Uma sepultura do final da Idade do Bronze no sítio arqueológico de Megiddo, em Israel, apresentou aos pesquisadores um raro exemplo de delicada cirurgia craniana que pode ser a mais antiga desse tipo no Oriente Médio.
Em 2016, os arqueólogos escavaram um par de túmulos na seção doméstica de um palácio na famosa cidade bíblica, descobrindo os restos mortais de dois indivíduos enterrados juntos há quase 3.500 anos.
Agora, pesquisadores de instituições nos EUA e em Israel publicaram os resultados de uma análise de seus esqueletos, revelando a trágica história de dois irmãos cuja riqueza não foi suficiente para salvá-los de uma morte precoce.
Localizada a 130 quilômetros ao norte de Jerusalém, a cidade de Megiddo era um próspero centro urbano composto por vários palácios, fortificações e templos. Muitos o conhecerão melhor por seu nome grego – Armagedom – profetizado como o local da batalha final antes do fim dos tempos.
“É difícil exagerar a importância cultural e econômica de Megiddo no final da Idade do Bronze”, diz o arqueólogo de Tel-Aviv Israel Finkelstein, co-autor do estudo sobre os ossos.
Enterrados em uma seção de um palácio pensado para ser reservado para a elite, em meio a cerâmica e outros objetos de valor dignos de cidadãos mais ricos, os corpos provavelmente pertencem a homens que pertenceram a uma família poderosa, se não real.
Uma análise de DNA realizada antes desta última investigação estabeleceu sua relação familiar, enquanto indícios em seu tamanho e desenvolvimento sugeriram que um morreu no início da idade adulta, com o outro sendo até 30 anos mais velho quando faleceu.
Graças à maneira como os ossos foram dispostos, sabemos que o irmão mais velho provavelmente sobreviveu ao irmão, com os ossos do mais novo mostrando sinais de terem sido removidos e enterrados novamente.
Embora cada um dos corpos dos irmãos exiba sinais de doença, o crânio do mais velho dos dois carrega claramente as marcas de um procedimento conhecido como trepanação, que envolve cortar ou raspar o osso de um paciente vivo para expor o cérebro.
O motivo pelo qual o procedimento era comumente realizado não está claro, com especulações que vão desde as intenções puramente supersticiosas até as relativamente intuitivas de aliviar um acúmulo de pressão contra o cérebro.
No caso dos irmãos, qualquer que tenha sido a intenção da cirurgia, ela não teve sucesso.

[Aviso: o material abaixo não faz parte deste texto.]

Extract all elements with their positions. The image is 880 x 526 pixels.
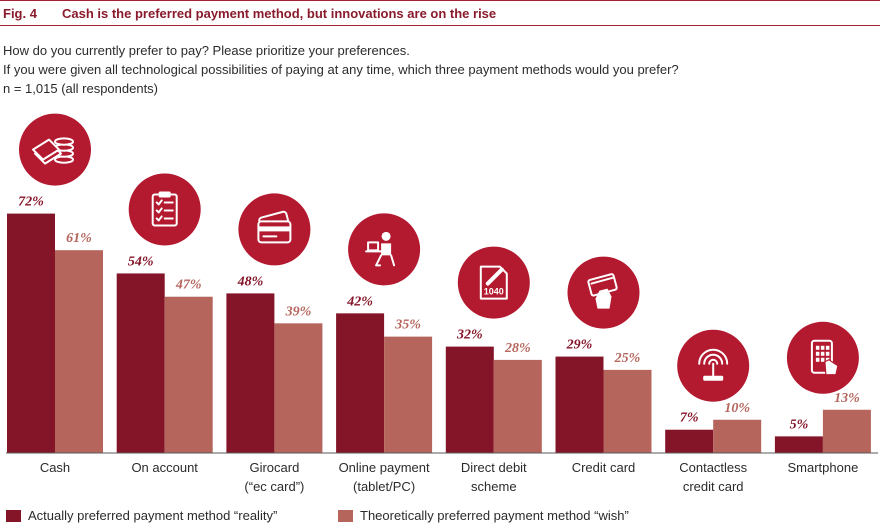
category-label: Online payment: [339, 460, 430, 475]
cash-icon: [19, 113, 91, 186]
figure-number: Fig. 4: [3, 6, 37, 21]
direct-debit-icon: 1040: [457, 246, 530, 319]
value-label-reality: 72%: [18, 195, 44, 210]
category-label: scheme: [471, 479, 517, 494]
legend-swatch-wish: [338, 510, 353, 522]
value-label-reality: 7%: [680, 411, 699, 426]
category-label: Smartphone: [787, 460, 858, 475]
category-label: (“ec card”): [244, 479, 304, 494]
bar-reality: [665, 429, 714, 453]
bars-layer: [7, 213, 871, 453]
value-label-reality: 32%: [456, 328, 483, 343]
value-label-reality: 5%: [790, 417, 809, 432]
category-label: On account: [131, 460, 198, 475]
bar-wish: [822, 409, 871, 453]
value-label-wish: 10%: [724, 401, 750, 416]
bar-wish: [713, 419, 762, 453]
value-label-reality: 42%: [346, 294, 373, 309]
category-label: (tablet/PC): [353, 479, 415, 494]
svg-text:1040: 1040: [484, 287, 504, 297]
question-line-1: How do you currently prefer to pay? Plea…: [3, 43, 410, 58]
category-label: Credit card: [572, 460, 636, 475]
value-label-wish: 28%: [504, 341, 531, 356]
value-label-wish: 39%: [285, 304, 312, 319]
clipboard-icon: [128, 173, 201, 246]
value-label-wish: 13%: [834, 391, 860, 406]
value-label-wish: 61%: [66, 231, 92, 246]
icons-layer: 1040: [19, 113, 859, 402]
category-label: Cash: [40, 460, 70, 475]
sample-size-note: n = 1,015 (all respondents): [3, 81, 159, 96]
bar-reality: [116, 273, 165, 453]
legend-label-wish: Theoretically preferred payment method “…: [360, 508, 629, 523]
bar-reality: [336, 313, 385, 453]
value-label-wish: 47%: [175, 278, 202, 293]
value-label-reality: 54%: [128, 254, 154, 269]
value-label-wish: 35%: [394, 318, 421, 333]
category-label: Contactless: [679, 460, 747, 475]
bar-reality: [7, 213, 55, 453]
bar-reality: [774, 436, 823, 453]
question-line-2: If you were given all technological poss…: [3, 62, 679, 77]
girocard-icon: [238, 193, 311, 266]
bar-wish: [603, 369, 652, 453]
category-label: Girocard: [249, 460, 299, 475]
online-payment-icon: [348, 213, 421, 286]
credit-card-icon: [567, 256, 640, 329]
labels-layer: 72% 61% Cash 54% 47% On account 48% 39% Girocard…: [18, 195, 860, 494]
bar-wish: [274, 323, 323, 453]
bar-wish: [384, 336, 433, 453]
legend-swatch-reality: [6, 510, 21, 522]
bar-reality: [226, 293, 275, 453]
category-label: Direct debit: [461, 460, 527, 475]
contactless-icon: [677, 329, 750, 402]
figure-title: Cash is the preferred payment method, bu…: [62, 6, 497, 21]
bar-reality: [555, 356, 604, 453]
value-label-reality: 48%: [237, 274, 264, 289]
legend-label-reality: Actually preferred payment method “reali…: [28, 508, 278, 523]
value-label-reality: 29%: [566, 338, 593, 353]
category-label: credit card: [683, 479, 744, 494]
bar-reality: [445, 346, 494, 453]
bar-wish: [493, 359, 542, 453]
bar-wish: [164, 296, 213, 453]
bar-wish: [55, 250, 103, 453]
smartphone-icon: [786, 321, 859, 394]
value-label-wish: 25%: [614, 351, 641, 366]
figure-header: Fig. 4 Cash is the preferred payment met…: [0, 0, 880, 26]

O cruzamento de marcas de corte na borda da abertura quadrada na frente de seu crânio não mostrava sinais de cura, sugerindo que o homem – considerado como tendo cerca de 20 ou 30 anos quando morreu – faleceu logo depois que seu crânio foi aberto.
Exemplos de trepanação foram encontrados nos registros mesolíticos do norte da África, do Mediterrâneo neolítico e da Europa central. No entanto, existem apenas algumas dezenas de outros exemplos de trepanação no Oriente Médio – e nenhum de uma data anterior a esses múltiplos esqueletos milenares. A descoberta ajuda a preencher uma imagem mais global de como e por que as culturas antigas podem ter realizado um ato tão arriscado de cirurgia.
“Estou interessado no que podemos aprender olhando a literatura científica para cada exemplo de trefinação na antiguidade, comparando e contrastando as circunstâncias de cada pessoa que fez a cirurgia”, diz a principal autora Rachel Kalisher, arqueóloga da Brown University, nos Estados Unidos.
Apesar de ter acesso a riqueza e influência, é improvável que o homem e seu irmão tivessem uma vida confortável. Cada um mostrou sinais de deficiência de ferro sustentada na infância, o que pode ter afetado seu desenvolvimento.
O irmão mais velho também tinha uma linha adicional em seu crânio onde as placas se encontravam, bem como um molar extra, indicativo de uma condição genética rara chamada displasia cleidocraniana.
Cada conjunto de ossos carregava as cicatrizes de uma doença infecciosa, provavelmente tuberculose ou lepra.
É difícil dizer se cada indivíduo sucumbiu à infecção, ou mesmo se contribuiu para a necessidade de cirurgia craniana. Embora suas vidas tenham sido tragicamente interrompidas, está claro que quem cuidou deles tomou medidas drásticas para mantê-los por perto o máximo que puderam.
“Na antiguidade, havia muito mais tolerância e muito mais cuidado do que as pessoas imaginam”, diz Kalisher. “Temos evidências literalmente desde a época dos neandertais de que as pessoas cuidaram umas das outras, mesmo em circunstâncias desafiadoras.”
Esta pesquisa foi publicada no PLoS One.